How we set up our coronavirus lockdown home-learning space

I’ve been meaning to write this post about the home learning space we created for the kids (the twins are 10 years old, and are in Year 5) for the last six weeks! When the government announced that schools needed to close, I was completely overwhelmed with panic and anxiety about the Covid-19 situation and the impact it was about to have on our daily life. I often find that focusing on something practical is a good way for me to cope in times of stress, and so I channeled all my energy into rejigging our interior set up to create a workspace that would allow the kids to learn at home, but that wouldn’t take over the space as a whole.

I made the decision to keep the learning zone in our main living area rather than the kids’ bedrooms, because I wanted there to be a clear line between ‘school’ and ‘home’ and for their bedrooms to remain a place they could escape to to play, or chill out (plus, I was also uncomfortable with the idea of them being on the internet unsupervised upstairs).

My husband and I are both working full-time from home (mostly), so it felt really important to get as pre-prepared and organised as possible, to minimise how much the twins would need to interrupt us during “work” periods. The only viable spot downstairs I could come up with (with the kitchen table and our home office already occupied) was our wide window sill, usually packed full of house plants. I relocated most of the plants, and we sat a large piece of MDF on top of the window sill (painted white), which overhangs at the edge of the sill to create a workspace for the twins to sit at.

We’ve never got rid of the twins’ old Stokke highchairs, but they were bright red and purple, which I didn’t fancy looking at everyday in our neutral living room, so I sprayed them grey using PlastiKote matt grey spray paint. The paint finish has held up brilliantly to the near-constant use, and the chairs push neatly under the desk when school’s over for the day.

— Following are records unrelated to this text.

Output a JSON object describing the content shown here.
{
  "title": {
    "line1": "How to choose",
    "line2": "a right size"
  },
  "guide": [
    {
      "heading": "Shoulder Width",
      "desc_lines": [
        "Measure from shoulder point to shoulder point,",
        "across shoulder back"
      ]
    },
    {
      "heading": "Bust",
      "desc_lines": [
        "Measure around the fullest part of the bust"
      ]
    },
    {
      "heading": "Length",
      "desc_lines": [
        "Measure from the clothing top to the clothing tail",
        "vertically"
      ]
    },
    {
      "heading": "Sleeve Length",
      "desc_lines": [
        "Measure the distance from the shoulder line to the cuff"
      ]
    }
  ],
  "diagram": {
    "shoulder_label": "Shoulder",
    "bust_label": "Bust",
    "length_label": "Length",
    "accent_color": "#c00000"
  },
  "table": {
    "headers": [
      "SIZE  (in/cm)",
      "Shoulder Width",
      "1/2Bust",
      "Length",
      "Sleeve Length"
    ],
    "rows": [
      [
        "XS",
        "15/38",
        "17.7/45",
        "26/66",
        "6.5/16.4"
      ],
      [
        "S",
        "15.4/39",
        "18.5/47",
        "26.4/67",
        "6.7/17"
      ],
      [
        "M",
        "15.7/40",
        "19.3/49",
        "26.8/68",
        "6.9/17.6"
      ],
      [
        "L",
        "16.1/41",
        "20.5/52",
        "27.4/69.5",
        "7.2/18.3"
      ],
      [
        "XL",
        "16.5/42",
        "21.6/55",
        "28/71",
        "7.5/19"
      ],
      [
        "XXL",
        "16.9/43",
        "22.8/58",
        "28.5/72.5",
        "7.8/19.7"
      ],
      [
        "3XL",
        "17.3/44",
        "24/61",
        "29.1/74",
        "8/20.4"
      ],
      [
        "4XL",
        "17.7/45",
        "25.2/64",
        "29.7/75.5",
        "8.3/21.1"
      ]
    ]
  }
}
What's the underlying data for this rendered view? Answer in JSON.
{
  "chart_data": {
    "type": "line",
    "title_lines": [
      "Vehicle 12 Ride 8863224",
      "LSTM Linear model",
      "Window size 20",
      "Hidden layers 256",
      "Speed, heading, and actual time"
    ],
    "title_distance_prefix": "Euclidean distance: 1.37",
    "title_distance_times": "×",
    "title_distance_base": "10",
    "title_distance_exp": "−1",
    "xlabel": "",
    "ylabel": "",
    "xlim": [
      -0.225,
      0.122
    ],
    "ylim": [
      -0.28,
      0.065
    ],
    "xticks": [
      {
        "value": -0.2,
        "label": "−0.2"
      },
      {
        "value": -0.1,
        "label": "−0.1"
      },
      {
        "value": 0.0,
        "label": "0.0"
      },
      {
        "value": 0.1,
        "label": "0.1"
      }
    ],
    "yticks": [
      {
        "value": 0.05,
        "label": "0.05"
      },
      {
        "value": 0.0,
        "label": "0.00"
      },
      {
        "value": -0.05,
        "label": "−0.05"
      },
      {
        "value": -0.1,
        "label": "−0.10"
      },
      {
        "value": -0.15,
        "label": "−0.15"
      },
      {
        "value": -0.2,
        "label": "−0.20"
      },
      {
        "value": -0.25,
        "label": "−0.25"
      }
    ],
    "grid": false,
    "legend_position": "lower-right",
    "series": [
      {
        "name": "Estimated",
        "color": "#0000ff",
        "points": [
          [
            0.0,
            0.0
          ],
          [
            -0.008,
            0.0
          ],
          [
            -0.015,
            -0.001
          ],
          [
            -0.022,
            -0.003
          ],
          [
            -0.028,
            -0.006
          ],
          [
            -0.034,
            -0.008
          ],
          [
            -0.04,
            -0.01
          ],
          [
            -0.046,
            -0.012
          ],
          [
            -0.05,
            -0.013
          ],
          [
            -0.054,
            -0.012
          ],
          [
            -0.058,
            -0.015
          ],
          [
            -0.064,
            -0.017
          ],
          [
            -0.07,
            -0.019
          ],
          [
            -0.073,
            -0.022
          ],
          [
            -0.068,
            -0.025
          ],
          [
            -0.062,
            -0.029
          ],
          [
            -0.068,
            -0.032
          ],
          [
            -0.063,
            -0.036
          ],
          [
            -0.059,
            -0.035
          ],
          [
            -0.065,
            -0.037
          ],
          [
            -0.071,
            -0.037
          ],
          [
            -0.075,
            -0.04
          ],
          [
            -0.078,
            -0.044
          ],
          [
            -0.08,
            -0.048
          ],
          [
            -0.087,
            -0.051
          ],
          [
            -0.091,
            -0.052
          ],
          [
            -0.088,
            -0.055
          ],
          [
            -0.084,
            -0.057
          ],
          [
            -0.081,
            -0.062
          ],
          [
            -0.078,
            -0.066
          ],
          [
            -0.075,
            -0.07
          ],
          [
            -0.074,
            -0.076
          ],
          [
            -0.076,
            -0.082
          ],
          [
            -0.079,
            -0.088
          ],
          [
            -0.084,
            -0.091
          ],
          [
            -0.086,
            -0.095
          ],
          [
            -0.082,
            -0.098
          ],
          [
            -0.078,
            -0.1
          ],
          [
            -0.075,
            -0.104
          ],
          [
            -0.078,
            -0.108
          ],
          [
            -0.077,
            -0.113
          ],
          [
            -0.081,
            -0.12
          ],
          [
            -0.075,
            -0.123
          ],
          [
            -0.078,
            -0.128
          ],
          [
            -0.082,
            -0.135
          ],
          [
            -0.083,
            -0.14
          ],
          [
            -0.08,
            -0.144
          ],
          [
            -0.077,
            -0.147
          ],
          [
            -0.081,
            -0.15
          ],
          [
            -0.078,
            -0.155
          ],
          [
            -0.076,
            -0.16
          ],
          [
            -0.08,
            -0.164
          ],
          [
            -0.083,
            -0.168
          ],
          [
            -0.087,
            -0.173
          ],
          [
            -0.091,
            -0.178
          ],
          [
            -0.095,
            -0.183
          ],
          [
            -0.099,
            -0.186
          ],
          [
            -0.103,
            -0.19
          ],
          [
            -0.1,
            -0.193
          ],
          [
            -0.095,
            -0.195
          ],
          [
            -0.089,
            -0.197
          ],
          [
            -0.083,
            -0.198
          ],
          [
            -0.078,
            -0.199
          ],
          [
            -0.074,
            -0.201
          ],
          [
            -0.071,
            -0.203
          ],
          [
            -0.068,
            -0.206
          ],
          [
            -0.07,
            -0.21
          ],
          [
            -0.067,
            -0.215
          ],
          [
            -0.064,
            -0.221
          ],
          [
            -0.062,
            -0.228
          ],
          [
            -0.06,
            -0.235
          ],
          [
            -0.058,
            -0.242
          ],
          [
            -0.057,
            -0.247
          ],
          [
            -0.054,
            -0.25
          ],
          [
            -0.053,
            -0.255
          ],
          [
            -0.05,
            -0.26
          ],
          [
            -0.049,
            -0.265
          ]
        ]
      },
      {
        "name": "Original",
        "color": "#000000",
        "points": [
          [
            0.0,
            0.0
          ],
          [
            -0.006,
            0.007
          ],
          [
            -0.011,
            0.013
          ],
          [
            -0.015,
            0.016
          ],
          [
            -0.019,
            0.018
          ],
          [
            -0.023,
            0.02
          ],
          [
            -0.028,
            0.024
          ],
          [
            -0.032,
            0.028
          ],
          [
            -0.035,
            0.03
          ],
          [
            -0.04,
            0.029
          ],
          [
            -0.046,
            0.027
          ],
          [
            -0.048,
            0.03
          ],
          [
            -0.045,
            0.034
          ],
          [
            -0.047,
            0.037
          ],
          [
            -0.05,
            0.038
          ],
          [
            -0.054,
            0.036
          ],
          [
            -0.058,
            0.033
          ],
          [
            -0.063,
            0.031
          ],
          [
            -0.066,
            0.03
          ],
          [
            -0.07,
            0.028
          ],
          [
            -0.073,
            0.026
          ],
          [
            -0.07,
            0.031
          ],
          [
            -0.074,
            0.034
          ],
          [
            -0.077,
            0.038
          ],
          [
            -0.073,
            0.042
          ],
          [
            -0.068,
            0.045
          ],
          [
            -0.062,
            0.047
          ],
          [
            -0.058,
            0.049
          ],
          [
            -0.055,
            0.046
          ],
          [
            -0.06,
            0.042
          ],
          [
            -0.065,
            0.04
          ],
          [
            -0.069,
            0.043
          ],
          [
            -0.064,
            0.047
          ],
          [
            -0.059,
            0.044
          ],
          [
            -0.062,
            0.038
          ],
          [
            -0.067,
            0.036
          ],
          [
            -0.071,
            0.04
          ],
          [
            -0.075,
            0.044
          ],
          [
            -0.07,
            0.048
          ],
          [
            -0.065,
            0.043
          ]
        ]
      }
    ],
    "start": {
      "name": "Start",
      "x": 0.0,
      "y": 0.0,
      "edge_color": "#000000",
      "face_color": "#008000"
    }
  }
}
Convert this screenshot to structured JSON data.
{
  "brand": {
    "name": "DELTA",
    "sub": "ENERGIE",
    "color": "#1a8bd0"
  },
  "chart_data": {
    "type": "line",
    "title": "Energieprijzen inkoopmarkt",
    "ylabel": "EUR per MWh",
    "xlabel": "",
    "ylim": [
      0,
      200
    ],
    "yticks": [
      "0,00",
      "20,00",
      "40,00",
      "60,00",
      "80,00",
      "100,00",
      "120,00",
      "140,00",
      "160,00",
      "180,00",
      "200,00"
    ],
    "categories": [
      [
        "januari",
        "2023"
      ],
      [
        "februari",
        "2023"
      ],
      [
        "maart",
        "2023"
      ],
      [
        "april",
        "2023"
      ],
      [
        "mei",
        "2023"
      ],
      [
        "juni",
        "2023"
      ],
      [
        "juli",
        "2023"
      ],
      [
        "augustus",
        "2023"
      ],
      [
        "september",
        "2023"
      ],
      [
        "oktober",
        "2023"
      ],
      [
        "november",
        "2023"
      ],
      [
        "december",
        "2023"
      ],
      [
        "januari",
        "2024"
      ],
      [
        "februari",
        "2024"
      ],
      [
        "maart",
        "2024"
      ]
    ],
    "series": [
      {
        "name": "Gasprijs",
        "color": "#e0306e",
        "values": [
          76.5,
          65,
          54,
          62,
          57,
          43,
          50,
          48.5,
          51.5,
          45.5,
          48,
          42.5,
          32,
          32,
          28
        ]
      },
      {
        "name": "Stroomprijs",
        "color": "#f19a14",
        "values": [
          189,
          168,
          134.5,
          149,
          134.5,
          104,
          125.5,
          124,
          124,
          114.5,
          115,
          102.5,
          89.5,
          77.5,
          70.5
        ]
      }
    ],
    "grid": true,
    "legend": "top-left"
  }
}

At school, the kids have a drawer to keep their workbooks etc, so I bought a really simple plastic drawer unit on Amazon to stash all their home learning kit. They have a drawer each, and the other drawers contain supplies such as paper, pens and their headphones and laptop chargers.

To save being asked 990,000 times a day for a snack, I set up a tuck-shop-style snack station. Each snack has a price, and the kids get £1 a day each in change to spend as and when they like. It’s worked brilliantly (with a few amendments here and there) and we often add daily ‘specials’ if we’ve been baking and have some bits that need finishing off!

We decided as a family to stick to a timetable, with the timings for different subjects based on advice from their class teachers. It helps everyone in the family know what’s happening when, and keeps our days on track. I think the kids appreciate a bit of structure, and it definitely helps us with the work/school juggle.

Obviously I need to acknowledge before I finish that I appreciate how lucky we are that the twins are 10, so can work pretty independently, are studying the same thing at the same time, and get on with each other reasonably well. Most of the time we all muddle along together in relative harmony, but I won’t lie – there have definitely been pressure points when it feels too much and one of us (usually me) loses their cool. And now the novelty of it all is wearing off, there’s a strong sense of Groundhog Day creeping in. But more on that (and the various ways I’m attempting to fight it off) another day…



  1. July 17, 2020 / 10:38 pm

    I love that chair!, my children had a chair of that brand and it is very resistant

    Great post, congrats!

  2. March 17, 2021 / 9:02 am

    What a great way to organise home schooling, I love the tuck shop idea too. I so wish I’d thought of that!